Why Build AI Agents With Dataiku?

While other platforms and frameworks offer ways to build AI agents, Dataiku provides distinct advantages that make it particularly well-suited for enterprise-scale agent development and deployment. The platform's integrated approach combines the flexibility needed by technical users with the accessibility required by business stakeholders, all within a governance framework that maintains control and visibility.

Throughout the webinar, Daniel demonstrated how a unified environment streamlines the entire agent lifecycle, from data preparation to deployment and monitoring, without sacrificing power or customizability.
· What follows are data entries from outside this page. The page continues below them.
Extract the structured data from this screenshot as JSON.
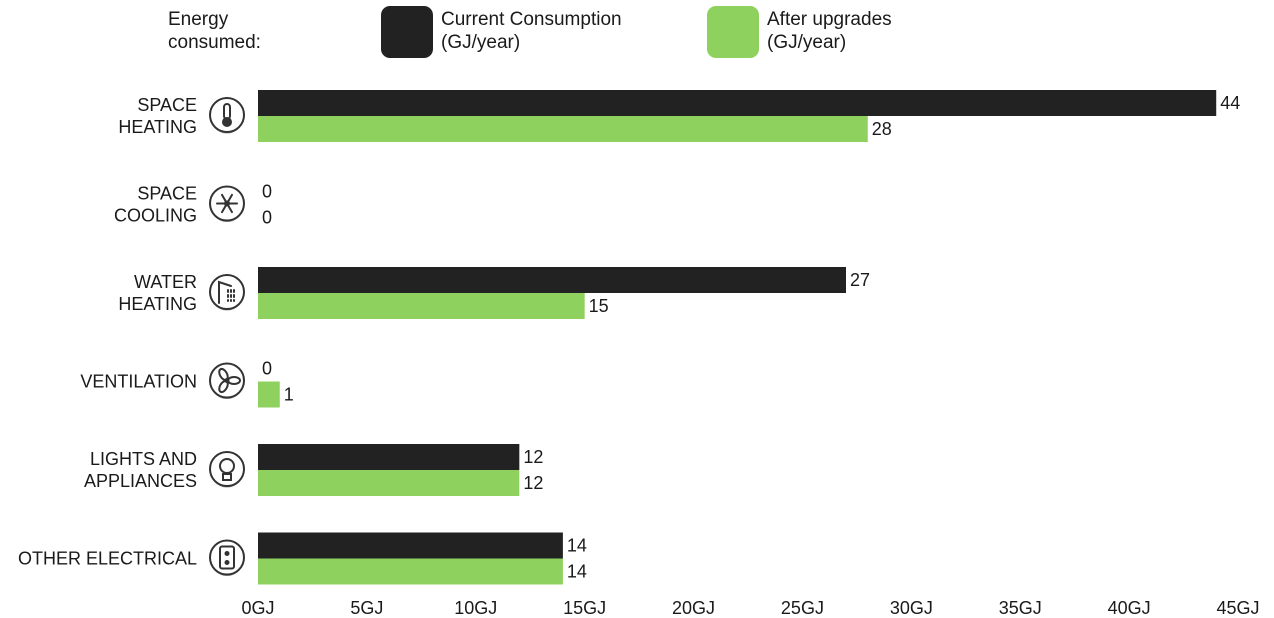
{
  "colors": {
    "current": "#222222",
    "after": "#8fd15f",
    "icon_stroke": "#333333"
  },
  "legend": {
    "title": "Energy\nconsumed:",
    "items": [
      {
        "label": "Current Consumption\n(GJ/year)",
        "color": "#222222"
      },
      {
        "label": "After upgrades\n(GJ/year)",
        "color": "#8fd15f"
      }
    ]
  },
  "chart_data": {
    "type": "bar",
    "orientation": "horizontal",
    "categories": [
      {
        "lines": [
          "SPACE",
          "HEATING"
        ],
        "icon": "thermometer-icon"
      },
      {
        "lines": [
          "SPACE",
          "COOLING"
        ],
        "icon": "snowflake-icon"
      },
      {
        "lines": [
          "WATER",
          "HEATING"
        ],
        "icon": "shower-icon"
      },
      {
        "lines": [
          "VENTILATION"
        ],
        "icon": "fan-icon"
      },
      {
        "lines": [
          "LIGHTS AND",
          "APPLIANCES"
        ],
        "icon": "lightbulb-icon"
      },
      {
        "lines": [
          "OTHER ELECTRICAL"
        ],
        "icon": "outlet-icon"
      }
    ],
    "series": [
      {
        "name": "Current Consumption (GJ/year)",
        "values": [
          44,
          0,
          27,
          0,
          12,
          14
        ]
      },
      {
        "name": "After upgrades (GJ/year)",
        "values": [
          28,
          0,
          15,
          1,
          12,
          14
        ]
      }
    ],
    "xlim": [
      0,
      45
    ],
    "xticks": [
      "0GJ",
      "5GJ",
      "10GJ",
      "15GJ",
      "20GJ",
      "25GJ",
      "30GJ",
      "35GJ",
      "40GJ",
      "45GJ"
    ],
    "grid": false,
    "legend_position": "top"
  }
}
The Dataiku platform provides these capabilities to create a comprehensive environment for agent development:

  • Single place to manage agents: Agent Connect provides a single interface for organizations to manage multiple specialized agents
  • Advanced debugging: Trace Explorer, with tracing and optimization capabilities
  • Cost and quality controls: Capabilities to monitor and control LLM usage costs and ensure reliable AI by automating evaluation and monitoring, all with the Dataiku LLM Mesh

The Road Ahead

For data teams already building or planning to implement AI agents, Daniel emphasized the importance of documentation, testing, and continuous evaluation:

"This is a very simple example, but with these components, you can build all sorts of agents that will solve problems you care about. Given that it's a data project, you could take it further and apply evaluations, you could perhaps apply some automation so people get their emails whenever they need to get them, really giving you the flexibility to enhance and add efficiency to your processes."

As organizations continue to explore the potential of AI agents, Dataiku's integrated approach provides a robust foundation for building, debugging, and scaling these capabilities across the enterprise.